Cards are making ads more interactive and engaging, and now they’re moving beyond the big social networks.
In-stream native advertising is thriving with the rise of mobile, but it’s cards that will keep propelling growth in ad spend. Cards have changed the way we experience digital content, and now they are transforming the way we experience and interact with digital advertising. And, as YouTube is demonstrating, ad cards aren’t just for in-stream any more; they can be used in video and beyond for branding and performance advertising.
What Are Cards?
Cards are containers that can house just about any type of content, from text to gifs to video to audio and more. They have become a familiar design construct with the rise of mobile, in part, because cards can adapt to suit any size screen. Cards also make content digestible on small screens and are tailor made for our increasingly short attention spans and desire to consume information as quickly as possibly.
Remember when tweets could only be 140 characters of plain old text? Cards allow users to embed images, video, gifs and more in their tweets. Google’s knowledge panels are cards. Google Now is built on cards. Facebook uses cards. YouTube is ditching video annotations in favor of cards in videos. Pinterest, Tumblr, Instagram are based on cards as are scores of other social sites, messaging apps, media sites and more. (Speaking of Pinterest, there are many boards dedicated to card UI design.)
Cards Are Transforming In-Stream Advertising
Now it’s advertising’s turn to reap the benefits of cards. When we talk about in-stream native ads what we mean are ads that take on the look and feel of the content around them and flow directly in the content stream. Cards make it possible for users to experience, interact with and take action on advertisers’ content, typically without leaving that native environment.
Here are just a few examples of ways cards are transforming digital advertising. Twitter was the first to tout the use of cards in ads. Advertisers can use Twitter cards to generate leads, promote videos, drive app installs or, yes, drive visitors directly to their sites. In the tweet below, users can sign up for a WebEx demo in just two clicks. The email associated with the users’ Twitter account will flow straight into WebEx’s CRM for followup.

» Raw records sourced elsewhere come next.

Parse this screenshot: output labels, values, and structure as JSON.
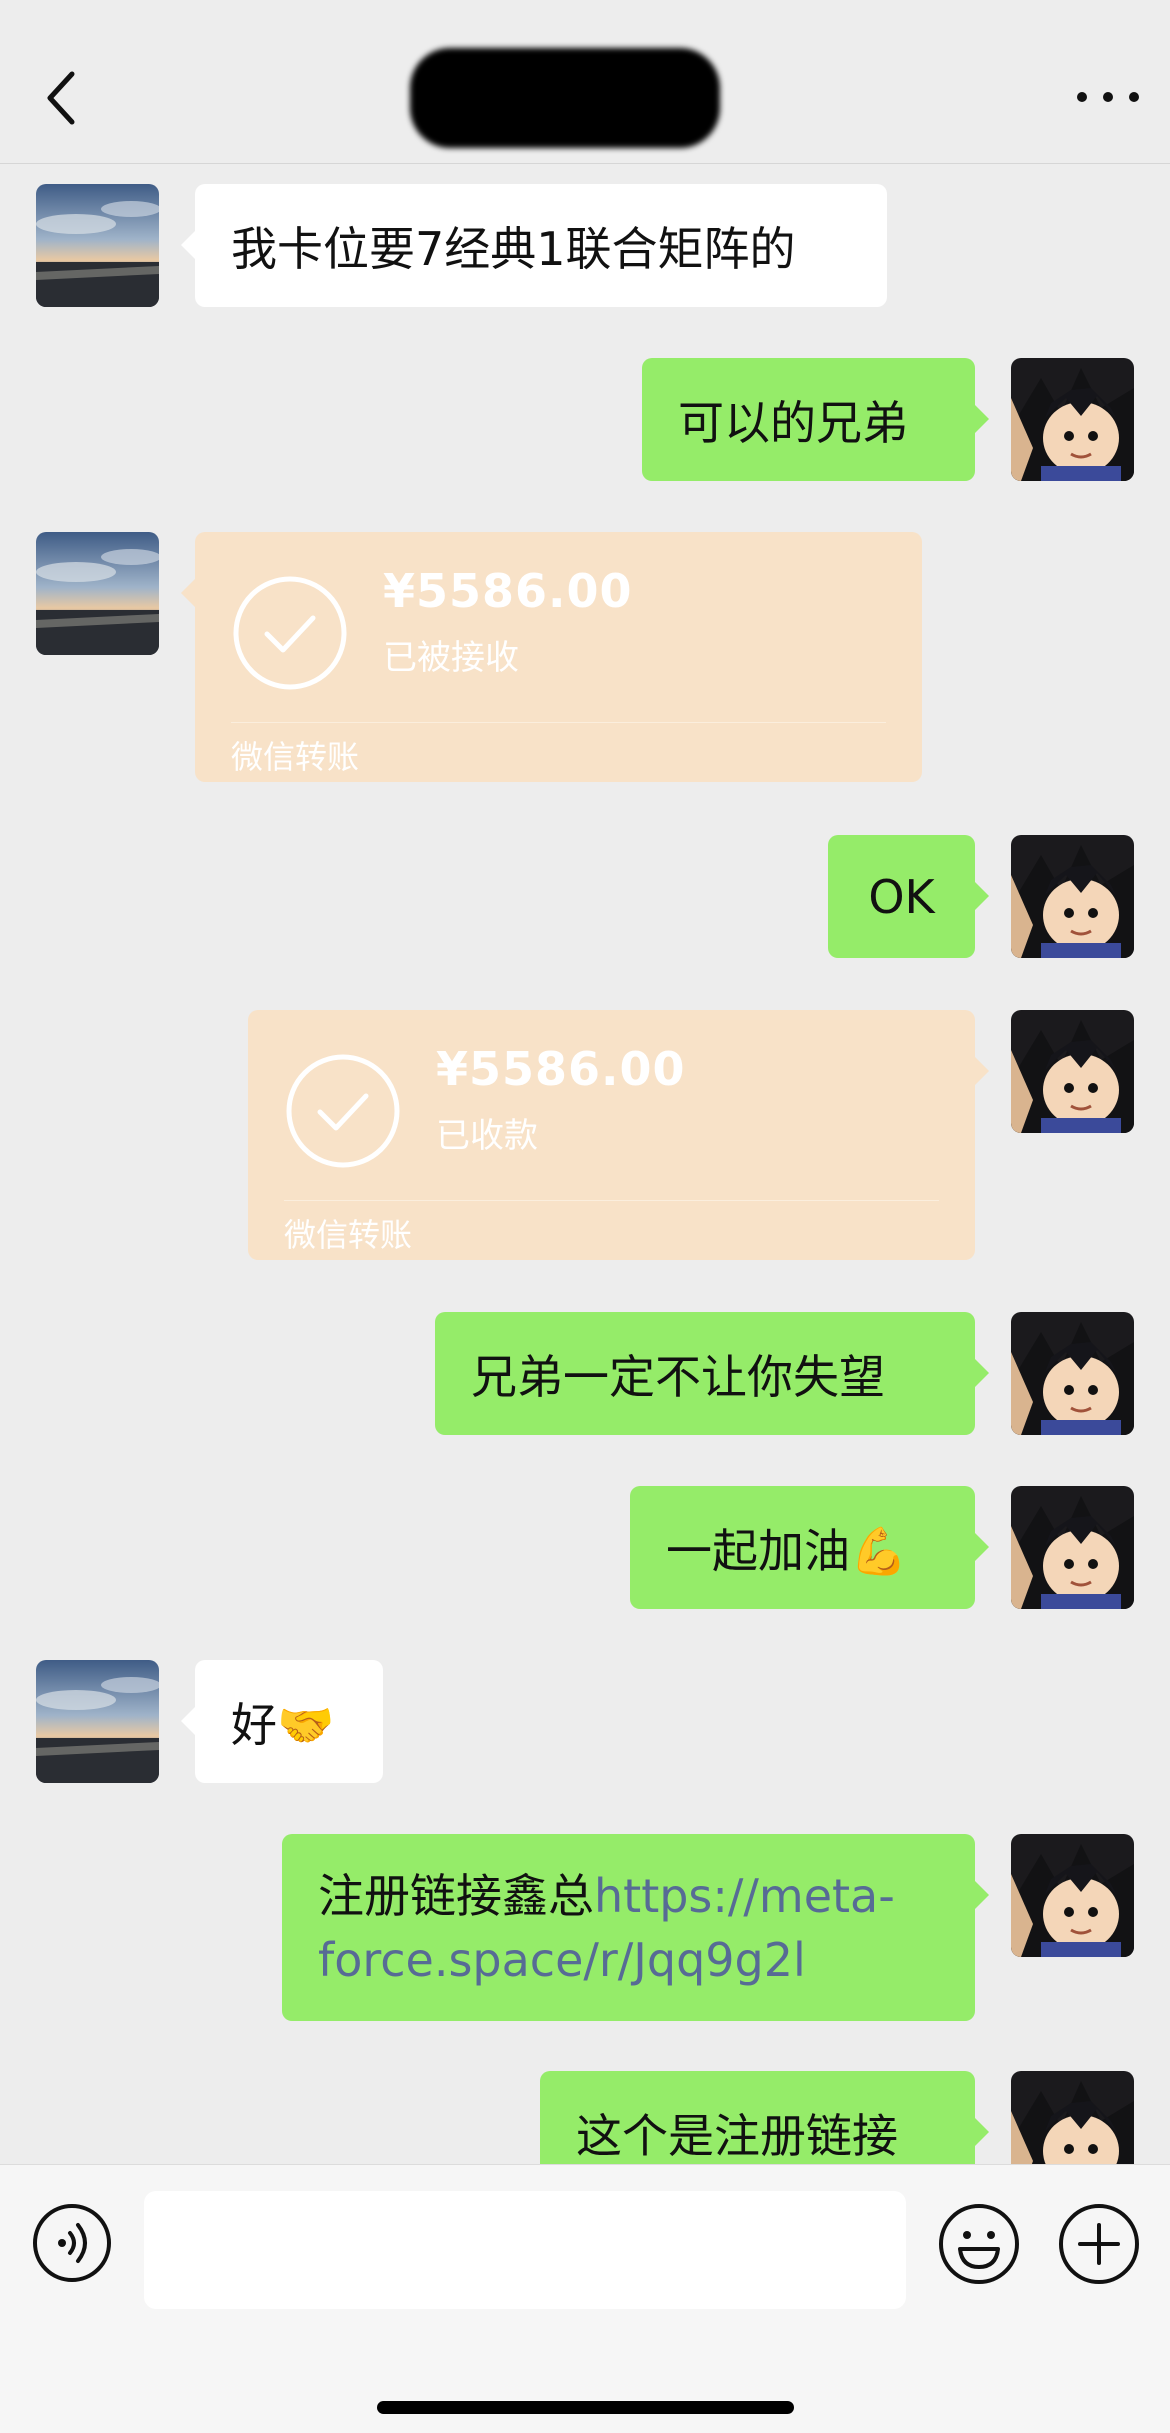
{
  "header": {
    "back_icon": "chevron-left-icon",
    "more_icon": "more-dots-icon"
  },
  "messages": [
    {
      "side": "left",
      "text": "我卡位要7经典1联合矩阵的"
    },
    {
      "side": "right",
      "text": "可以的兄弟"
    },
    {
      "side": "left",
      "type": "transfer",
      "amount": "¥5586.00",
      "status": "已被接收",
      "footer": "微信转账"
    },
    {
      "side": "right",
      "text": "OK"
    },
    {
      "side": "right",
      "type": "transfer",
      "amount": "¥5586.00",
      "status": "已收款",
      "footer": "微信转账"
    },
    {
      "side": "right",
      "text": "兄弟一定不让你失望"
    },
    {
      "side": "right",
      "text": "一起加油💪"
    },
    {
      "side": "left",
      "text": "好🤝"
    },
    {
      "side": "right",
      "text_prefix": "注册链接鑫总",
      "link": "https://meta-force.space/r/Jqq9g2l"
    },
    {
      "side": "right",
      "text": "这个是注册链接"
    }
  ],
  "input": {
    "placeholder": ""
  },
  "colors": {
    "bg": "#ededed",
    "green_bubble": "#95ec69",
    "white_bubble": "#ffffff",
    "transfer_bg": "#f8e2c8",
    "link": "#576b95"
  }
}
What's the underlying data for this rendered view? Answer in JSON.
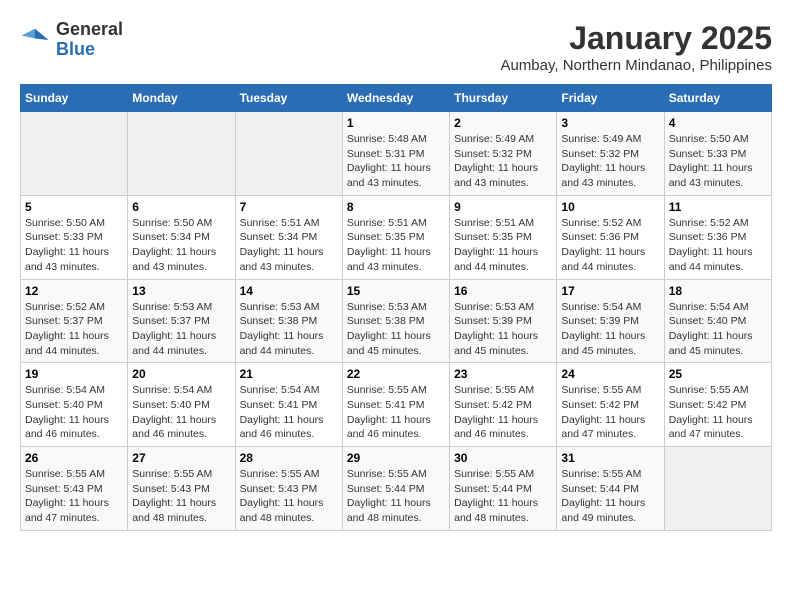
{
  "header": {
    "logo_general": "General",
    "logo_blue": "Blue",
    "title": "January 2025",
    "subtitle": "Aumbay, Northern Mindanao, Philippines"
  },
  "calendar": {
    "days_of_week": [
      "Sunday",
      "Monday",
      "Tuesday",
      "Wednesday",
      "Thursday",
      "Friday",
      "Saturday"
    ],
    "weeks": [
      [
        {
          "day": "",
          "info": ""
        },
        {
          "day": "",
          "info": ""
        },
        {
          "day": "",
          "info": ""
        },
        {
          "day": "1",
          "info": "Sunrise: 5:48 AM\nSunset: 5:31 PM\nDaylight: 11 hours and 43 minutes."
        },
        {
          "day": "2",
          "info": "Sunrise: 5:49 AM\nSunset: 5:32 PM\nDaylight: 11 hours and 43 minutes."
        },
        {
          "day": "3",
          "info": "Sunrise: 5:49 AM\nSunset: 5:32 PM\nDaylight: 11 hours and 43 minutes."
        },
        {
          "day": "4",
          "info": "Sunrise: 5:50 AM\nSunset: 5:33 PM\nDaylight: 11 hours and 43 minutes."
        }
      ],
      [
        {
          "day": "5",
          "info": "Sunrise: 5:50 AM\nSunset: 5:33 PM\nDaylight: 11 hours and 43 minutes."
        },
        {
          "day": "6",
          "info": "Sunrise: 5:50 AM\nSunset: 5:34 PM\nDaylight: 11 hours and 43 minutes."
        },
        {
          "day": "7",
          "info": "Sunrise: 5:51 AM\nSunset: 5:34 PM\nDaylight: 11 hours and 43 minutes."
        },
        {
          "day": "8",
          "info": "Sunrise: 5:51 AM\nSunset: 5:35 PM\nDaylight: 11 hours and 43 minutes."
        },
        {
          "day": "9",
          "info": "Sunrise: 5:51 AM\nSunset: 5:35 PM\nDaylight: 11 hours and 44 minutes."
        },
        {
          "day": "10",
          "info": "Sunrise: 5:52 AM\nSunset: 5:36 PM\nDaylight: 11 hours and 44 minutes."
        },
        {
          "day": "11",
          "info": "Sunrise: 5:52 AM\nSunset: 5:36 PM\nDaylight: 11 hours and 44 minutes."
        }
      ],
      [
        {
          "day": "12",
          "info": "Sunrise: 5:52 AM\nSunset: 5:37 PM\nDaylight: 11 hours and 44 minutes."
        },
        {
          "day": "13",
          "info": "Sunrise: 5:53 AM\nSunset: 5:37 PM\nDaylight: 11 hours and 44 minutes."
        },
        {
          "day": "14",
          "info": "Sunrise: 5:53 AM\nSunset: 5:38 PM\nDaylight: 11 hours and 44 minutes."
        },
        {
          "day": "15",
          "info": "Sunrise: 5:53 AM\nSunset: 5:38 PM\nDaylight: 11 hours and 45 minutes."
        },
        {
          "day": "16",
          "info": "Sunrise: 5:53 AM\nSunset: 5:39 PM\nDaylight: 11 hours and 45 minutes."
        },
        {
          "day": "17",
          "info": "Sunrise: 5:54 AM\nSunset: 5:39 PM\nDaylight: 11 hours and 45 minutes."
        },
        {
          "day": "18",
          "info": "Sunrise: 5:54 AM\nSunset: 5:40 PM\nDaylight: 11 hours and 45 minutes."
        }
      ],
      [
        {
          "day": "19",
          "info": "Sunrise: 5:54 AM\nSunset: 5:40 PM\nDaylight: 11 hours and 46 minutes."
        },
        {
          "day": "20",
          "info": "Sunrise: 5:54 AM\nSunset: 5:40 PM\nDaylight: 11 hours and 46 minutes."
        },
        {
          "day": "21",
          "info": "Sunrise: 5:54 AM\nSunset: 5:41 PM\nDaylight: 11 hours and 46 minutes."
        },
        {
          "day": "22",
          "info": "Sunrise: 5:55 AM\nSunset: 5:41 PM\nDaylight: 11 hours and 46 minutes."
        },
        {
          "day": "23",
          "info": "Sunrise: 5:55 AM\nSunset: 5:42 PM\nDaylight: 11 hours and 46 minutes."
        },
        {
          "day": "24",
          "info": "Sunrise: 5:55 AM\nSunset: 5:42 PM\nDaylight: 11 hours and 47 minutes."
        },
        {
          "day": "25",
          "info": "Sunrise: 5:55 AM\nSunset: 5:42 PM\nDaylight: 11 hours and 47 minutes."
        }
      ],
      [
        {
          "day": "26",
          "info": "Sunrise: 5:55 AM\nSunset: 5:43 PM\nDaylight: 11 hours and 47 minutes."
        },
        {
          "day": "27",
          "info": "Sunrise: 5:55 AM\nSunset: 5:43 PM\nDaylight: 11 hours and 48 minutes."
        },
        {
          "day": "28",
          "info": "Sunrise: 5:55 AM\nSunset: 5:43 PM\nDaylight: 11 hours and 48 minutes."
        },
        {
          "day": "29",
          "info": "Sunrise: 5:55 AM\nSunset: 5:44 PM\nDaylight: 11 hours and 48 minutes."
        },
        {
          "day": "30",
          "info": "Sunrise: 5:55 AM\nSunset: 5:44 PM\nDaylight: 11 hours and 48 minutes."
        },
        {
          "day": "31",
          "info": "Sunrise: 5:55 AM\nSunset: 5:44 PM\nDaylight: 11 hours and 49 minutes."
        },
        {
          "day": "",
          "info": ""
        }
      ]
    ]
  }
}
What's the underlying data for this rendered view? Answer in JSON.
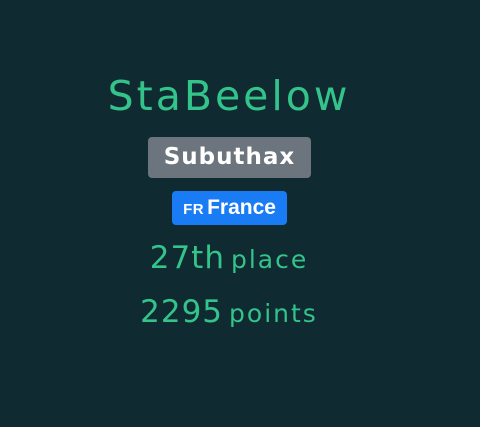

On Pinterest, users can click on promoted pins to view additional images while staying within the original stream like this Nasty Gal example.
YouTube has now brought its new card functionality to skippable pre-roll ads on the platform. And last month, YouTube announced a new version of its ad cards that will power Google Shopping ads in retailer’s video ads.
A recent Facebook iteration brought image carousels to ads for app installs and engagement ads.
Ad Cards Are Moving Beyond The Big Social Networks
What about ad cards on the wider ecosystem of sites and apps? They are coming there, too.
Twitter is testing syndication of promoted tweets to third-party sites, starting with Flipboard and Yahoo Japan.
Sharethrough, a native ad exchange and supply side platform, added support for cards in native ads across it’s publisher network last December.
Here’s an example of a Sharethrough ad card from Ford on the Men’s Health mobile site. Clicking on the ad brings up an infographic promoted by Ford, but keeps the user on the site. Users can share the content displayed in the cards with others on social or email it right from the card.
Advertisers can also extend their content marketing on other networks including Twitter, Facebook, Pinterest, YouTube, Instagram, Tumblr, Etsy, Kickstart, Soundcloud across the exchange via more than 20 ad cards offered by Sharethrough.
Cards Are Changing Users’ Expectations of Digital Advertising
We all know about banner blindness. Native in-stream ads are supposed to be the great elixir. But cards are what take user experience and engagement to the next level.
They are also raising the bar for what users will just come to expect from digital ads — that they are relevant, engaging and easy, easy, easy. Why make users go to a landing page to fill out a registration form for a webinar when they can simply submit their email to sign up straight from a Twitter lead gen card (that syncs up with your CRM)?
Going further, when I asked how advertisers should be thinking about cards, Chris Schreiber, VP of marketing and communications at Sharethrough, made a point of highlighting speed: (bolding mine)
“An advertiser has a couple new core responsibilities in the mobile-first world: Serve your content in a way that is visually optimized for the mobile experience and make sure it loads as fast as possible. …Regarding speed, shaving milliseconds off load time can make a huge difference in whether an audience will stick around to ever see your creative. Since cards do not require a link out or the need to load a full web page, they are the fastest native ad experience available.”
Cards for ads are still in their relative infancy and just starting to make their mark on the greater web and app universe. There’s lots more to come.